Football Focus’ weekend preview show and results program Final Score were also pulled from the schedule, while BBC Radio 5Live’s coverage was disrupted.
Asked if he should resign because of the crisis, Davie replied: “Absolutely not.”
“I think my job is to serve the license fee payers and deliver the BBC which is really focused on world-class unbiased landmark output, and I hope we can solve this situation and hope to deliver that.
He added: “To be clear, the achievement for me is that Gary is back on air and together we are giving viewers the world class sports coverage that, as I say, I’m sorry we didn’t deliver today .”
British Prime Minister Rishi Sunak said he hoped the stand-off could be “resolved in a timely manner.”
Lineker is a freelance broadcaster for the BBC, not a permanent member of staff, and has no responsibility for news or political content so does not have to adhere to the same strict impartiality rules.

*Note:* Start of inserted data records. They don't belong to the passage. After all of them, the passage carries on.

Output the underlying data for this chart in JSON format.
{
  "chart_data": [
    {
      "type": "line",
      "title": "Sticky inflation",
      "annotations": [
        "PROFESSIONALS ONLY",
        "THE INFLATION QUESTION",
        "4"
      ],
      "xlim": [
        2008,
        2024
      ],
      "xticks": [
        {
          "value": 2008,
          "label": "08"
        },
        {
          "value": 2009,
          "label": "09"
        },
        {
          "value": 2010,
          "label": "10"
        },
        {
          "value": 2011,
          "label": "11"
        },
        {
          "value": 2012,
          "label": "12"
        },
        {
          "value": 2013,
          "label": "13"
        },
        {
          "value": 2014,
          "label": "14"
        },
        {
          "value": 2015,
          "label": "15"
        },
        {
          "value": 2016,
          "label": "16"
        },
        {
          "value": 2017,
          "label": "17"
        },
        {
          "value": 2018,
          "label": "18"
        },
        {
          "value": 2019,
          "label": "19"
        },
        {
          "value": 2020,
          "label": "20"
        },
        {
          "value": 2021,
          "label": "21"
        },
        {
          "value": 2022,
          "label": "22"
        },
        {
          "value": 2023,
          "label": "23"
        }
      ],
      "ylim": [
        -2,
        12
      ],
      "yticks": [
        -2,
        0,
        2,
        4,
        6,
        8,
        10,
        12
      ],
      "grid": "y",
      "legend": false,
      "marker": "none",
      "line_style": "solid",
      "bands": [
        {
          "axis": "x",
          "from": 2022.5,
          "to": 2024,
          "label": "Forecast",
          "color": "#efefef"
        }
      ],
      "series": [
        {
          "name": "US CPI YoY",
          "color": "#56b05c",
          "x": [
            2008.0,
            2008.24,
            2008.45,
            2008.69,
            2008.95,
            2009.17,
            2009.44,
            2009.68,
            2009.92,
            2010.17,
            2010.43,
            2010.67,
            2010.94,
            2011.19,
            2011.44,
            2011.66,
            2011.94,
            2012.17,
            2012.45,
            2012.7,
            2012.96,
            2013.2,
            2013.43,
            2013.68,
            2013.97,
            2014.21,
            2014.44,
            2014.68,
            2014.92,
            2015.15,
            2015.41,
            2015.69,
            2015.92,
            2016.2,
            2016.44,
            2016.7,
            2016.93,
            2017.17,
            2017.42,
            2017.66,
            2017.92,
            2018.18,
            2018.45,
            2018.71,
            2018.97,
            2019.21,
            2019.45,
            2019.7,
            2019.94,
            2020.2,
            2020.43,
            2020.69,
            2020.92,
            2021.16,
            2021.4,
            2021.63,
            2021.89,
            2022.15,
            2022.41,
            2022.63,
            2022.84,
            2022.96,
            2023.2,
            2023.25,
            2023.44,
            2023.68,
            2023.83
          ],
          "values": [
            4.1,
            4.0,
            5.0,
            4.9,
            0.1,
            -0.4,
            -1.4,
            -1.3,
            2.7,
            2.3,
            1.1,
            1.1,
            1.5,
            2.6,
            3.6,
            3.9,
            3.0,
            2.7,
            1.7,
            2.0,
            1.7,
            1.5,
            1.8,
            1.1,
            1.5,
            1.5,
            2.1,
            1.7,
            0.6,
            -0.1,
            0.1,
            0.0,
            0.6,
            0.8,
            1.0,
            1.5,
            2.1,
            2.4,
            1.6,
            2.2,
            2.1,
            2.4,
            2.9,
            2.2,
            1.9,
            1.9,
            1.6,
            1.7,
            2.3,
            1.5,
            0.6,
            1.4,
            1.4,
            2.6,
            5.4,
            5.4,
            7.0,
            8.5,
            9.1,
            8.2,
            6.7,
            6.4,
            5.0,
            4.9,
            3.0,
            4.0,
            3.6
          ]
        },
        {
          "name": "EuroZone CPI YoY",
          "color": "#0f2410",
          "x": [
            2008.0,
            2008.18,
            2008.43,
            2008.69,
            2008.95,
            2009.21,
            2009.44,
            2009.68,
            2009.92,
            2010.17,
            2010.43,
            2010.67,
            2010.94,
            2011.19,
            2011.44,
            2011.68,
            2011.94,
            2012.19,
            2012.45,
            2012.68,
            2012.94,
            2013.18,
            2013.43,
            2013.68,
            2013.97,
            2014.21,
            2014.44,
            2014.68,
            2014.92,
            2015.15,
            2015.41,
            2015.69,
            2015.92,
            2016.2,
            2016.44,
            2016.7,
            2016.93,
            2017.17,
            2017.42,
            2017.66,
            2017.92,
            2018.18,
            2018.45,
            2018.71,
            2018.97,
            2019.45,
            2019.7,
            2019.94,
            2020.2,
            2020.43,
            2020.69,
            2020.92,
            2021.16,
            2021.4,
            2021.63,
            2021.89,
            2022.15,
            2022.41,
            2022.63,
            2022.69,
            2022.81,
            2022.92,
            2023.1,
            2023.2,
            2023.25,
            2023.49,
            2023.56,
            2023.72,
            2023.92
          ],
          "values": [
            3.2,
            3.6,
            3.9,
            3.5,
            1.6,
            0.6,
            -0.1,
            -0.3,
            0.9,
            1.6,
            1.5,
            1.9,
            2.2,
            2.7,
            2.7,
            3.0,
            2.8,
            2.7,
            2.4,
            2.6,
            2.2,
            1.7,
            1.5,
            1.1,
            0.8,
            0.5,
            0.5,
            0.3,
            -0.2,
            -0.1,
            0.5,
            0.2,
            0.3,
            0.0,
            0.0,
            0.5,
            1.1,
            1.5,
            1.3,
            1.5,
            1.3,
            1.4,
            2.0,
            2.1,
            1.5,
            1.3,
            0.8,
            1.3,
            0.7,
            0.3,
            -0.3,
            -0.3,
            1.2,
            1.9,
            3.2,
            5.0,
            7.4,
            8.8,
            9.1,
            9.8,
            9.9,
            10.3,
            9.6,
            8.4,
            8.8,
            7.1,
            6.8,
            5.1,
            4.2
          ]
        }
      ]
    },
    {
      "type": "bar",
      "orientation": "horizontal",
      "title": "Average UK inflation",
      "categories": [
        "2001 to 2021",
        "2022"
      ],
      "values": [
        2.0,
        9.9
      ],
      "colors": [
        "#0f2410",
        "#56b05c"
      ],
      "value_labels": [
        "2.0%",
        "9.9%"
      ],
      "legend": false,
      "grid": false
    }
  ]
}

The former Leicester striker was in attendance at the King Power Stadium to watch his home town club lose 3-1 to Chelsea, but did not speak to reporters.
Several Leicester fans showed their support for Lineker with placards reading: “I’m with Gary, migrants welcome.”
The row was sparked by Lineker’s response to a video in which Home Secretary Suella Braverman announced plans to stop migrants crossing the Channel in small boats.
Lineker, the BBC’s highest-paid star, wrote on Twitter: “This is a hugely cruel policy directed at the most vulnerable people in a language not dissimilar to that used by Germany in the ’30s.”
The Conservative government aims to ban the asylum claims of all illegal arrivals and transfer them to other countries, such as Rwanda, in a bid to stop the crossings, which reached more than 45,000 last year.
A YouGov poll published on Monday showed 50 per cent supporting the measures, with 36 per cent opposed.
But rights groups and the United Nations said the law would make Britain an international outlaw under European and UN conventions on asylum.
The BBC’s move sparked a wave of criticism from politicians and public figures, many of whom accused it of buckling down to demands from Conservative lawmakers.
Labor opposition leader Keir Starmer said the BBC “got this one badly and now they are very, very exposed”, while a petition calling for Lineker to be reinstated has attracted more than 190,000 signature.
The issue brought to a head years of debate over BBC impartiality, which intensified after Britain voted to leave the European Union in 2016.
Lineker’s line comes at a particularly heated time after allegations that BBC chairman Richard Sharp handled a loan guarantee for former prime minister Boris Johnson while applying for the job.